While Amazon has worked on making Kindles sleeker with thinner screens, and both Kindle and Nook have gone retail by spreading out their salable inventory to Target and Best Buy stores, the latest move appears to be a price war.
The national online and retail bookseller Barnes and Noble announced on June 21, that it was slashing the price of their six-month-old Nook e-Reader by 'sixty bucks' from $199 to $259, while introducing a new iteration of the device that connects to the Internet over WiFi networks for $149.
Without hesitation, Amazon.com slashed the price of its popular Kindle e-Reader below the Nook, to $189 from $259.
The bottom line is that the now-somewhat-antiquated e-Reader is just not versatile enough to match up against the horsepower of an iPad.

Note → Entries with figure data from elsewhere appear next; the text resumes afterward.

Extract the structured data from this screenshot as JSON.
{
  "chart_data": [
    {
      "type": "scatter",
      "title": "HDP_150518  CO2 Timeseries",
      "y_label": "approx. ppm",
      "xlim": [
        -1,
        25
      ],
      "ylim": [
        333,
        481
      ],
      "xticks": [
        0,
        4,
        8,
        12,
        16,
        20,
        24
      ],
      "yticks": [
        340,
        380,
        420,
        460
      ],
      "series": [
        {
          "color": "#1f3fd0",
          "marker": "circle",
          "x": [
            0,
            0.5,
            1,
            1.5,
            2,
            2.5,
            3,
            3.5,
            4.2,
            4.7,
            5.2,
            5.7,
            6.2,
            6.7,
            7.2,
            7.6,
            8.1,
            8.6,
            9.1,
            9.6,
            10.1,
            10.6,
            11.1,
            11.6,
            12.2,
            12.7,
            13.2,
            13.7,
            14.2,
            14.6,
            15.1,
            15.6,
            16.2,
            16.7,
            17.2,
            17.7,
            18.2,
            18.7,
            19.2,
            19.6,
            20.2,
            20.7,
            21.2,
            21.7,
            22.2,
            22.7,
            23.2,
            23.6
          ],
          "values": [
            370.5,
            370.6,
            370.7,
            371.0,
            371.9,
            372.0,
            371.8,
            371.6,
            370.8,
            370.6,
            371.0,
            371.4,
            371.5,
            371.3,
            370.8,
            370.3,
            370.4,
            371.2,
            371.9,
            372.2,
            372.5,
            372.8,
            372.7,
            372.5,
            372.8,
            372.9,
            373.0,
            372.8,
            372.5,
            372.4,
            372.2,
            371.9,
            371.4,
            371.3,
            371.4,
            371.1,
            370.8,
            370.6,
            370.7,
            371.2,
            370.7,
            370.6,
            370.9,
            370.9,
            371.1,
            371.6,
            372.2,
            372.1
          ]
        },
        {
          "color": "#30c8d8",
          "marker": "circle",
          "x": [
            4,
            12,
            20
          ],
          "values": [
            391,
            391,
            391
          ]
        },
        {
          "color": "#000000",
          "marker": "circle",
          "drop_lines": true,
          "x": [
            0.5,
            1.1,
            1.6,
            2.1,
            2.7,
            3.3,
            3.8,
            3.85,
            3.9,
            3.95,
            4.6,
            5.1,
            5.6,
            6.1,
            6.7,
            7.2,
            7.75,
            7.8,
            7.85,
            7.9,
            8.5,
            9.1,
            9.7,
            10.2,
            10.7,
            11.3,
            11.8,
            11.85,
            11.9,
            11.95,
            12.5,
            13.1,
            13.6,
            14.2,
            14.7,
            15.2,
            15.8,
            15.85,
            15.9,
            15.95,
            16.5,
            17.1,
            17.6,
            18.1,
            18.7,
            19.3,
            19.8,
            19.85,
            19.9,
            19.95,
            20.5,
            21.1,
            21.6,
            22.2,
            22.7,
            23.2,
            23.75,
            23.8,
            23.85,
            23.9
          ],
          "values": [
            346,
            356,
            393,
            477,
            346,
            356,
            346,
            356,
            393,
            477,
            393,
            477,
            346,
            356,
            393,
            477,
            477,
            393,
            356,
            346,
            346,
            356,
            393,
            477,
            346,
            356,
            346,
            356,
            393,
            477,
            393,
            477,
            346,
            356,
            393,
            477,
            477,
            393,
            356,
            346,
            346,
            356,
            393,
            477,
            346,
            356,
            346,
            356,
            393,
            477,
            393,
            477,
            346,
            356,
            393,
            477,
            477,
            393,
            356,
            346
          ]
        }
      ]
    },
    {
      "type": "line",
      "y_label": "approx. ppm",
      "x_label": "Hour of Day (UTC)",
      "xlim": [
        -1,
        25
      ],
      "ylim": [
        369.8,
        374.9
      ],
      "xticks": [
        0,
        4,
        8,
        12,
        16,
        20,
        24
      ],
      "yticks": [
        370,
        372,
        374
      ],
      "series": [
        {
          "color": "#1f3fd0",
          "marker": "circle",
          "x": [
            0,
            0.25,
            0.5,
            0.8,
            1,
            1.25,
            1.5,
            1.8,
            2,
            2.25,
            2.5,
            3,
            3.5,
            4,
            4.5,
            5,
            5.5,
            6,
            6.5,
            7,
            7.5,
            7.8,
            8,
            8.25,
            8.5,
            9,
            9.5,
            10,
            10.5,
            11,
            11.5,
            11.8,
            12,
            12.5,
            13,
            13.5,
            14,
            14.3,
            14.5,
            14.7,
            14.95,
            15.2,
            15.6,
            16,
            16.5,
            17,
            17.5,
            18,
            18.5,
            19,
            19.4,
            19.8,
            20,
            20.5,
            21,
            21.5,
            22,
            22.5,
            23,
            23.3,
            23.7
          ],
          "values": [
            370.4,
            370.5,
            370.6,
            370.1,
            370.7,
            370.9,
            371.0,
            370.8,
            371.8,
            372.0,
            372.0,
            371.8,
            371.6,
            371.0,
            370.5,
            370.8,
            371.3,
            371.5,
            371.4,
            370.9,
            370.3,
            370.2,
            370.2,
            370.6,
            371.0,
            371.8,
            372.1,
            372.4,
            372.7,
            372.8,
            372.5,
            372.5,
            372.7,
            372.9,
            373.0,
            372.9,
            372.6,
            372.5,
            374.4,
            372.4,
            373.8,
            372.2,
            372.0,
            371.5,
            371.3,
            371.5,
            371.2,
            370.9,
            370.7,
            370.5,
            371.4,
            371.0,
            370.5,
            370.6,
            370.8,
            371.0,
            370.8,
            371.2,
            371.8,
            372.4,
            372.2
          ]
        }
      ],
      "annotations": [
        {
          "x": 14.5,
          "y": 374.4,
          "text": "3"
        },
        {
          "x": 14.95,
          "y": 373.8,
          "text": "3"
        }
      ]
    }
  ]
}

With Steve Jobs' is holding firm at his $500 price tag, the device is breaking all sales records having reached their two million milestone in just two months.
As noted in one of my previous blogs titled "Kindles Might Be Getting Thinner, But No Color, Nor Touch-Screen?" - it's tremendously difficult for a static, monochromatic screen to compete with a colorful display with touch-screen functionality. One marked case in point, is the preference today's reader has in selecting an iPad to read graphic novels versus a Kindle. The graphic novel "Crude Behavior" sells through both distribution channels, but iPad vs Kindle is the preferred because "color outweighs Kindle's 16-shades of grey," according to the author.
“It was obvious that the price of stand-alone e-readers had to come down,” said James McQuivey, an analyst at Forrester Research, citing the threat by Apple and other tablet makers. “We just never thought it was going to happen this rapidly.”
And if anyone was to doubt that this price war was getting heated, even Stephen Colbert has something to say on the topic.
According to a NY Times report, "Sony may be particularly affected by the price cuts. It was the first to the market with an e-reader in 2006, but it has fallen behind its rivals because it lacks Amazon’s online sales prowess and Barnes & Noble’s physical retail presence."
Barnes & Noble chief executive William J. Lynch sees the stand-alone e-Reader market shaking down to the three majors, with Sony coming in third (in my estimation). He also predicts that within 12 months, these readers could be available for less than $100.
I will go one step further and wager that Amazon ups the ante and invests in transforming the Kindle into a hybrid-iPad. I think without a move in that direction - e-Readers might go the way of the printed book, where the only place you'll eventually be able to find them is in museums.